There are doubtless innumerable political and historical reasons for this (the need to keep us arcane and aristocratic seems pretty closely related to an age-old American view of the British as colonisers from the old world) but in the superficial now I think it has a lot to do with Britain being a major producer and exporter of TV to an extent not seen before. The US, traditionally a powerhouse of global TV distribution, has to find methods of coping with this new threat and slotting British actors and characters into TV shows (often for no good story reason) seems as good a way of joining the competition as any.

There’s also something about always having to laugh at or undermine British people appearing on TV that means however high up in the pecking order they are, their one-dimensionality will always be more important than their function. Think about how many American shows sacrifice character development for a couple of cheap shots at cross-cultural misidentification or excuses for vicarious swearing (the British obscenity ‘wanker’ frequently passes Broadcasting Standards unnoticed). On Dancing with the Stars, Len Goodman has been hired to impart his technical opinion on dancing, drum up the crowd and occasionally play the pantomime villain. Increasingly, however, he’s been there to provide British slang for the other presenters to mock.

The British wing of the CIA.

There’s a quieter British invasion going on (we don’t like to make a fuss) in TV casting. Most of your favourite American TV shows will boast British cast members, many or all passing as natives.

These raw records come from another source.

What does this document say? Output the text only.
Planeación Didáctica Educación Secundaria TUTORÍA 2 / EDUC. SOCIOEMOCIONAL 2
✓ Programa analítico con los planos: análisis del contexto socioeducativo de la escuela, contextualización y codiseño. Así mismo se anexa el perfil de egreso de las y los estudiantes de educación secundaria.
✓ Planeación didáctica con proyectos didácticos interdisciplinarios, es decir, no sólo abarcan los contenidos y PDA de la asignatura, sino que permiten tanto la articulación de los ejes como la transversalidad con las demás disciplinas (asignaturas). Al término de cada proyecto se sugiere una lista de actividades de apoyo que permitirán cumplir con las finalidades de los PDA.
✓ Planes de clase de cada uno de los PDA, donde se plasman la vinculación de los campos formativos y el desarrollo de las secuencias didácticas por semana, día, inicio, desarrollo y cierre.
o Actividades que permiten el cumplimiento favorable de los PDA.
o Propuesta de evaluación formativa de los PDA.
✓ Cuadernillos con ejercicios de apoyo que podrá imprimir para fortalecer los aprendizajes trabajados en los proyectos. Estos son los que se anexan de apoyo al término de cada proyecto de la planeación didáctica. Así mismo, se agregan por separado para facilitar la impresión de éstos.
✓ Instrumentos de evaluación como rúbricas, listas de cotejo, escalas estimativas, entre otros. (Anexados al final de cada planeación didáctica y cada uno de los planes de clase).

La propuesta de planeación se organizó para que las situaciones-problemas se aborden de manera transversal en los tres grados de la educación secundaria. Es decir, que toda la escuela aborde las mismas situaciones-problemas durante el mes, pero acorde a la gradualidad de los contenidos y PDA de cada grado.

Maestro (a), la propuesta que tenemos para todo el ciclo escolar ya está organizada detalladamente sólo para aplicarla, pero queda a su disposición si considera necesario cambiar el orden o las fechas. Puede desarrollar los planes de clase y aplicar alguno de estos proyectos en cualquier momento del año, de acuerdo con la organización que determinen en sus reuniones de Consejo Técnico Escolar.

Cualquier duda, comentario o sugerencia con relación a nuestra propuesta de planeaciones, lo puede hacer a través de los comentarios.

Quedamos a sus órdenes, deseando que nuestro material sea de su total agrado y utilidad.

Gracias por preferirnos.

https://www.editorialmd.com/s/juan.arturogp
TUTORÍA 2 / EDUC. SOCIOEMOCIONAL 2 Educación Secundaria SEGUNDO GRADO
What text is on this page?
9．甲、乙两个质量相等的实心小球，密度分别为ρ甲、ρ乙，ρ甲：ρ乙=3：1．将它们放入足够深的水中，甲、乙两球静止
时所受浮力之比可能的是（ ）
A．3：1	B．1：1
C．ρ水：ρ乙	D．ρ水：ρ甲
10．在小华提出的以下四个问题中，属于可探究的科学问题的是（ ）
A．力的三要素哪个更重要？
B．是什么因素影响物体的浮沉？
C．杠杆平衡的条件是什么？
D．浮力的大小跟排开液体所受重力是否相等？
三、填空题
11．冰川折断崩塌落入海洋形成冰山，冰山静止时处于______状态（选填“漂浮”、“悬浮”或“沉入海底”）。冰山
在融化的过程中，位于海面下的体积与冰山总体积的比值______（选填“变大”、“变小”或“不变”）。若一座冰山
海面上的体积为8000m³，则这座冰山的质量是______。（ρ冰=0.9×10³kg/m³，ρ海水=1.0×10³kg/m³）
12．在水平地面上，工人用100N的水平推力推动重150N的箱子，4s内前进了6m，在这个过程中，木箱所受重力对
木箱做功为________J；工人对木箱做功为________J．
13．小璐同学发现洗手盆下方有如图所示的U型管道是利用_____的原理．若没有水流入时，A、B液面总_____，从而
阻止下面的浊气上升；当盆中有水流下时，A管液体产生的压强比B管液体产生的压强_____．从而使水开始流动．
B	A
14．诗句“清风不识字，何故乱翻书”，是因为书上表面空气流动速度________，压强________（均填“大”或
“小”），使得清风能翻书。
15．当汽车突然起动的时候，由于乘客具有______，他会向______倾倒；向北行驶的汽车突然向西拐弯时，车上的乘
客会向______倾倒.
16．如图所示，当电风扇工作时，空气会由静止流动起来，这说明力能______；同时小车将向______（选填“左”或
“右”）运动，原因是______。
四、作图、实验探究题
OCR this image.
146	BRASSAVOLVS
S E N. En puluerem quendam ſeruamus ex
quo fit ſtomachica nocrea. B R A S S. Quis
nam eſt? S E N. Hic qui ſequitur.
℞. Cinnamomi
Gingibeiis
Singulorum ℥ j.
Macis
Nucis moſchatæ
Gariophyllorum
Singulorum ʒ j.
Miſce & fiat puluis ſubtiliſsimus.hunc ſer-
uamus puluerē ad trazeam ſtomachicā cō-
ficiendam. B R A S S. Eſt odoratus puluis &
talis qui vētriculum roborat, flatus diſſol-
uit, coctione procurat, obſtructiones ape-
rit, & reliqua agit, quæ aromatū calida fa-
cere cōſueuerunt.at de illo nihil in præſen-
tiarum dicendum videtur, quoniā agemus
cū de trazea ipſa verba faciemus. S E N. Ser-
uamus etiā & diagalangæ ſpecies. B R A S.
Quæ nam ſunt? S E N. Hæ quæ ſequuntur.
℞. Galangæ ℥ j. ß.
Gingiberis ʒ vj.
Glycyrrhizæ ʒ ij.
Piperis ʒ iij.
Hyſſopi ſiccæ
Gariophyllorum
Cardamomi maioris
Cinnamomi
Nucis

I’ve never quite got over Mancunian Egg from This Life as an Atlantan sheriff’s deputy in The Walking Dead or Homeland’s marine double-agent Brody being as British as the head of the CIA. Often producers are calling on past prejudices about British actors to inject a note of taste but it’s also about an Anglicisation of the American acting workforce taking root over recent years.

All the way from Ian Fleming to yours truly, Brits have recognised that keeping your accent quiet is how to be taken seriously in America. British actors playing Americans may have blended in to TV without a trace but those who chose to wear Britishness on their sleeves will remain the rodeo clowns of television.